Wenn ein Autohersteller wie Saab pleitegeht – Rechte der Verbraucher

Die aktuelle Saab Krise verunsichert viele Autobesitzer. Sie stellen sich die Frage: „Was tun, wenn der Autohersteller pleitegeht?“ Um dieser Unsicherheit entgegenzuwirken hat der Jurist des ACE, Volker Lempp, wichtige Punkte, die zu beachten wären, zusammengestellt.

Demnach bestünden ohnehin in aller Regel keine vertraglichen Beziehungen zwischen Kunden und Hersteller. Viel schlimmer wäre es, wenn der Autohändler um die Ecke Pleite machen würde.

Volker Lempp, Leiter Verkehrsrecht beim ACE Auto Club Europa, gibt wichtige Tipps:

Restbestände
 

Geht ein Autohersteller pleite, werden keine Autos mehr produziert und Restbestände oft günstiger angeboten. Diese Gelegenheit sollten Autokäufer nutzen, denn der Händler ist auf Grund des Kaufvertrags in der Haftung, nicht der Hersteller.

Herstellergarantie
 

Nur dann, wenn der Hersteller selbst eine sogenannte Herstellergarantie abgegeben habe, drohe mit dessen Illiquidität auch der Verlust des Garantiegebers. Dies falle allerdings kaum ins Gewicht, da man als Endverbraucher sowieso nur in seltenen Fällen auf eine solche Garantie zurückgreifen müsse.

Gewährleistung und Schadenersatz
 

Im Normalfall reichen die gesetzlichen Gewährleistungsansprüche - zwei Jahre ab Übergabe des Fahrzeugs - aus, um mit Erfolg seine Rechte durchzusetzen. Das gilt beispielsweise für die Behebung von Fahrzeugmängeln, Ersatzlieferungen, Vertragsminderungen und bei einer etwaigen Rückgängigmachung des Kaufvertrages. Auch der Anspruch auf Schadenersatz falle darunter. Der Händler müsse selbst dann für Fehler gerade stehen, wenn er sie nicht selbst zu verantworten hat. Dabei spiele es keine Rolle, ob sich der Händler später beim Hersteller schadlos halten könne oder nicht.

Ersatzteile
 

Auch bei den Ersatzteilen können Schadenersatzansprüche geltend gemacht werden, wenn die für eine Reparatur erforderlichen Ersatzteile, bis zu zwölf Jahre nach Auslaufen einer Modellreihe, nicht mehr verfügbar sind. Oder für Mehrkosten die durch eine anderweitige Instandsetzung, aufgrund von Ersatzteilemangel, entstanden sind. Juristisch gesehen muss der Händler die Haftung übernehmen, nicht der Zulieferer. Sind die Teile weg, ist nicht mehr viel zu machen. Sicherlich kann auch die Werkstatt nur das einbauen, was sie geliefert bekommt.  Engpässe etwa bei der Ersatzteilbevorratung sind aber nie ganz auszuschließen. Übrigens: Dass es Teile nicht mehr gibt, kann auch unter normalen Umständen bei älteren Modellen eines Herstellers passieren.

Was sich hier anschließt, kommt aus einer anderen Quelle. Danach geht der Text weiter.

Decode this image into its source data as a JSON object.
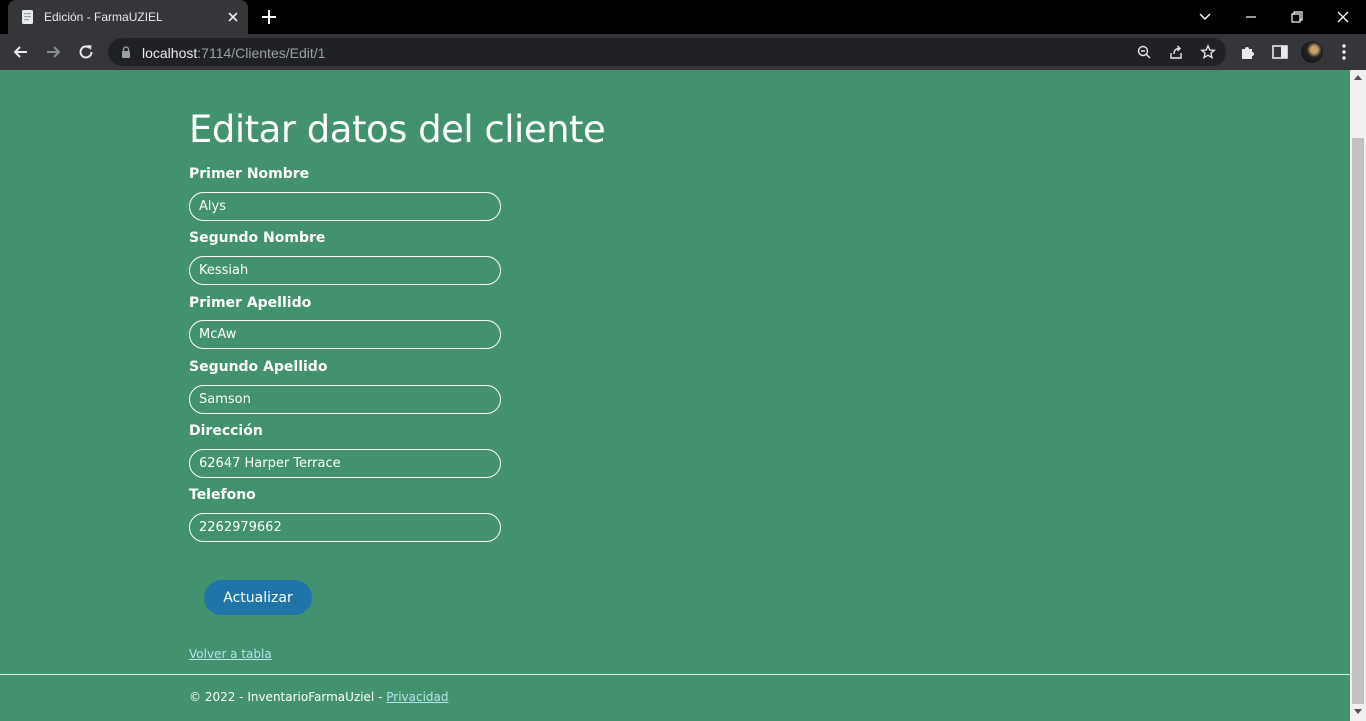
{
  "browser": {
    "tab_title": "Edición - FarmaUZIEL",
    "url_host": "localhost",
    "url_path": ":7114/Clientes/Edit/1"
  },
  "page": {
    "title": "Editar datos del cliente",
    "fields": [
      {
        "label": "Primer Nombre",
        "value": "Alys"
      },
      {
        "label": "Segundo Nombre",
        "value": "Kessiah"
      },
      {
        "label": "Primer Apellido",
        "value": "McAw"
      },
      {
        "label": "Segundo Apellido",
        "value": "Samson"
      },
      {
        "label": "Dirección",
        "value": "62647 Harper Terrace"
      },
      {
        "label": "Telefono",
        "value": "2262979662"
      }
    ],
    "submit_label": "Actualizar",
    "back_link": "Volver a tabla"
  },
  "footer": {
    "text": "© 2022 - InventarioFarmaUziel - ",
    "link": "Privacidad"
  },
  "colors": {
    "page_bg": "#42926e",
    "button_bg": "#1f75a8",
    "link": "#b7e3ef"
  },
  "icons": {
    "tab_favicon": "document-icon",
    "tab_close": "close-icon",
    "new_tab": "plus-icon",
    "back": "arrow-left-icon",
    "forward": "arrow-right-icon",
    "reload": "reload-icon",
    "lock": "lock-icon",
    "zoom": "zoom-out-icon",
    "share": "share-icon",
    "bookmark": "star-icon",
    "extensions": "puzzle-icon",
    "side_panel": "side-panel-icon",
    "menu": "kebab-menu-icon"
  }
}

Händler und Vertragswerkstätten
 

Es besteht die Gefahr, dass durch die Pleite des Herstellers, Händler, aber auch Werkstätten zu Grunde gehen. Dies liegt daran, dass sie die Gewährleistungsansprüche der Kunden bedienen müssen und dafür keinen Ausgleich vom Hersteller bekommen.

Geht der Händler pleite, verlieren Sie Ihren Vertragspartner und Gewährleistungsschuldner. In diesem Fall hilft nur eine Herstellergarantie, wenn es den Hersteller noch gibt. Jedoch greift diese nur für die Vergütung von Reparaturen und bezieht sich nicht auf ein Ersatzfahrzeug oder auf den Rücktritt vom Kaufvertrag.

Deshalb gilt: In rechtlicher Hinsicht sind die Befürchtungen bezüglich einer Herstellerinsolvenz unbegründet. Viel schlimmer wäre es, wenn der Autohändler um die Ecke Pleite machen würde.